PaddleNLP [Question]: paddle.distributed.launch 启动多进程训练结束后Loading best model from checkpoint 报错

请提出你的问题

使用示例 https://github.com/PaddlePaddle/PaddleNLP/tree/develop/applications/text_classification/multi_class#readme 进程训练时，使用

python3 -m paddle.distributed.launch --nproc_per_node=24 train.py \
    --do_train \
    --do_eval \
    --do_export \
    --model_name_or_path ernie-3.0-tiny-medium-v2-zh \
    --output_dir checkpoint \
    --device cpu \
    --num_train_epochs 100 \
    --early_stopping True \
    --early_stopping_patience 5 \
    --learning_rate 3e-5 \
    --max_length 128 \
    --per_device_eval_batch_size 32 \
    --per_device_train_batch_size 32 \
    --metric_for_best_model accuracy \
    --load_best_model_at_end \
    --logging_steps 5 \
    --evaluation_strategy epoch \
    --save_strategy epoch \
    --save_total_limit 3

开启多进程并行，在训练完成的时候加载结果会报如下错误。是我使用的方式不对吗？CPU模式下开启多进程或多线程同时计算应该用什么命令正确开启？官方文档里没有查到，参数里面也没有明确的选项，使用enable_auto_parallel参数报错。见#8428

[2024-05-13 12:49:22,098] [ INFO] - [timelog] checkpoint saving time: 0.00s (2024-05-13 12:49:22) [2024-05-13 12:55:42,547] [ INFO] - ***** Running Evaluation ***** [2024-05-13 12:55:42,548] [ INFO] - Num examples = 1955 [2024-05-13 12:55:42,548] [ INFO] - Total prediction steps = 3 [2024-05-13 12:55:42,548] [ INFO] - Pre device batch size = 32 [2024-05-13 12:55:42,548] [ INFO] - Total Batch size = 768 [2024-05-13 12:55:56,791] [ INFO] - [timelog] checkpoint saving time: 0.00s (2024-05-13 12:55:56) [2024-05-13 12:55:56,791] [ INFO] - Training completed.

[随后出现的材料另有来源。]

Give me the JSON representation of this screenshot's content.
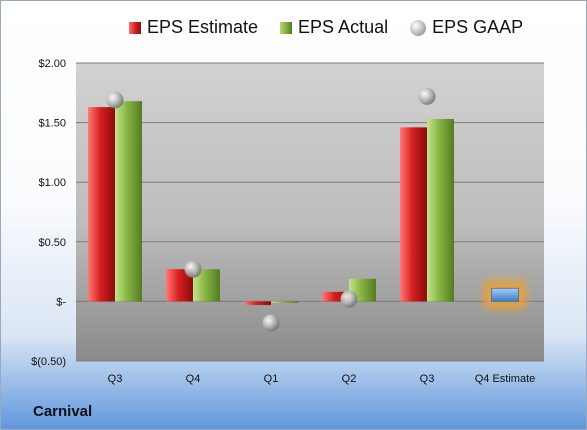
{
  "legend": {
    "estimate": "EPS Estimate",
    "actual": "EPS Actual",
    "gaap": "EPS GAAP"
  },
  "company": "Carnival",
  "colors": {
    "estimate": "#c61a1a",
    "actual": "#7aa83a",
    "gaap": "#a9a9a9",
    "future_estimate": "#5b9bd5",
    "future_glow": "#f0a030"
  },
  "chart_data": {
    "type": "bar",
    "categories": [
      "Q3",
      "Q4",
      "Q1",
      "Q2",
      "Q3",
      "Q4 Estimate"
    ],
    "series": [
      {
        "name": "EPS Estimate",
        "values": [
          1.63,
          0.27,
          -0.03,
          0.08,
          1.46,
          0.11
        ]
      },
      {
        "name": "EPS Actual",
        "values": [
          1.68,
          0.27,
          0.0,
          0.19,
          1.53,
          null
        ]
      },
      {
        "name": "EPS GAAP",
        "type": "scatter",
        "values": [
          1.69,
          0.27,
          -0.18,
          0.02,
          1.72,
          null
        ]
      }
    ],
    "y_tick_labels": [
      "$(0.50)",
      "$-",
      "$0.50",
      "$1.00",
      "$1.50",
      "$2.00"
    ],
    "y_ticks": [
      -0.5,
      0,
      0.5,
      1.0,
      1.5,
      2.0
    ],
    "ylim": [
      -0.5,
      2.0
    ],
    "grid": true,
    "legend_position": "top"
  }
}
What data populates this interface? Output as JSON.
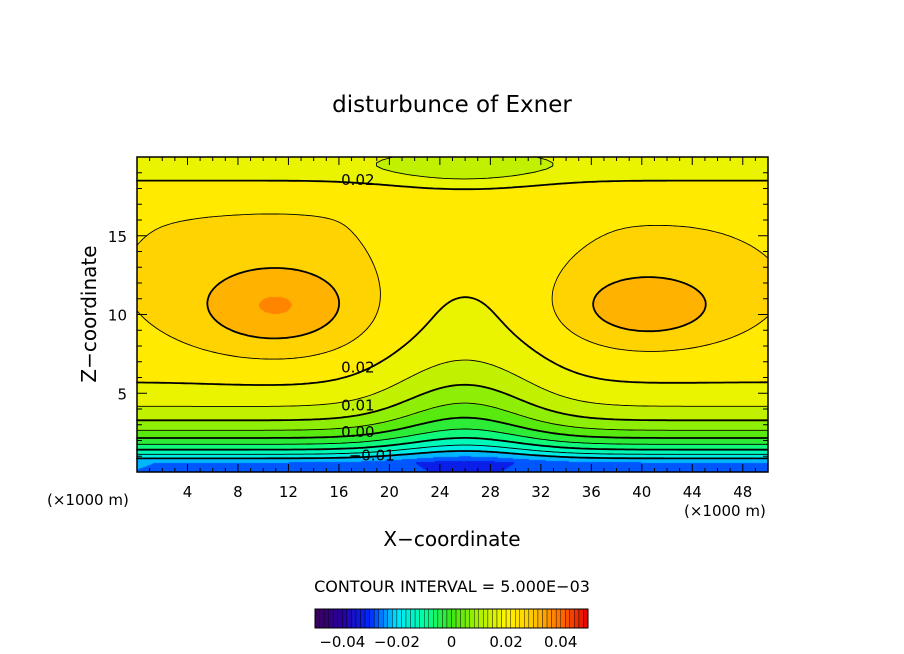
{
  "chart_data": {
    "type": "contour",
    "title": "disturbunce of Exner",
    "xlabel": "X−coordinate",
    "ylabel": "Z−coordinate",
    "x_unit_label": "(×1000 m)",
    "z_unit_label": "(×1000 m)",
    "xlim": [
      0,
      50
    ],
    "ylim": [
      0,
      20
    ],
    "x_ticks": [
      4,
      8,
      12,
      16,
      20,
      24,
      28,
      32,
      36,
      40,
      44,
      48
    ],
    "x_tick_labels": [
      "4",
      "8",
      "12",
      "16",
      "20",
      "24",
      "28",
      "32",
      "36",
      "40",
      "44",
      "48"
    ],
    "y_ticks": [
      5,
      10,
      15
    ],
    "y_tick_labels": [
      "5",
      "10",
      "15"
    ],
    "contour_interval_text": "CONTOUR INTERVAL = 5.000E−03",
    "contour_labels": [
      {
        "text": "0.02",
        "x": 17.5,
        "z": 18.6
      },
      {
        "text": "0.02",
        "x": 17.5,
        "z": 6.7
      },
      {
        "text": "0.01",
        "x": 17.5,
        "z": 4.3
      },
      {
        "text": "0.00",
        "x": 17.5,
        "z": 2.6
      },
      {
        "text": "−0.01",
        "x": 18.6,
        "z": 1.1
      }
    ],
    "colorbar": {
      "range": [
        -0.05,
        0.05
      ],
      "ticks": [
        -0.04,
        -0.02,
        0,
        0.02,
        0.04
      ],
      "tick_labels": [
        "−0.04",
        "−0.02",
        "0",
        "0.02",
        "0.04"
      ],
      "colormap": "rainbow (purple → blue → cyan → green → yellow → orange → red)"
    },
    "field_description": "Exner function disturbance; minimum (about −0.02) at bottom center near x=26, maxima (about 0.035) near (x=11, z=10.5) and (x=40, z=10.5)"
  }
}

[2024-05-13 12:55:56,805] [ INFO] - Loading best model from checkpoint/checkpoint-170 (score: 0.8204603580562659). [2024-05-13 12:55:57,120] [ INFO] - set state-dict :([], []) Traceback (most recent call last): File "train.py", line 230, in main() File "train.py", line 185, in main shutil.rmtree(checkpoint_path) File "/usr/lib/python3.8/shutil.py", line 715, in rmtree _rmtree_safe_fd(fd, path, onerror) File "/usr/lib/python3.8/shutil.py", line 672, in _rmtree_safe_fd onerror(os.unlink, fullname, sys.exc_info()) File "/usr/lib/python3.8/shutil.py", line 670, in _rmtree_safe_fd os.unlink(entry.name, dir_fd=topfd) FileNotFoundError: [Errno 2] No such file or directory: 'tokenizer_config.json'

May 13 '24 06:05 jazzly

使用的版本如下：

paddlepaddle: 2.6.1
paddlenlp: 2.8.0

May 13 '24 06:05 jazzly

可以看一下你的checkpoint/checkpoint-170目录，是不是没有保存tokenizer，一个简单的解决方式是去掉参数：

load_best_model_at_end

May 13 '24 13:05 w5688414

可以看一下你的checkpoint/checkpoint-170目录，是不是没有保存tokenizer，一个简单的解决方式是去掉参数：
load_best_model_at_end

是这样的，如果要使用early_stopping ，那么load_best_model_at_end是必须项。当报这个错的时候，类似checkpoint-170这种目录已经不存在了。我查看worklog发现，其实训练已经完成了。但是可能是多进程开启的原因，每个进程都想load_best_model_at_end。所以只有一个进程能成功。其它的进程应该都失败了。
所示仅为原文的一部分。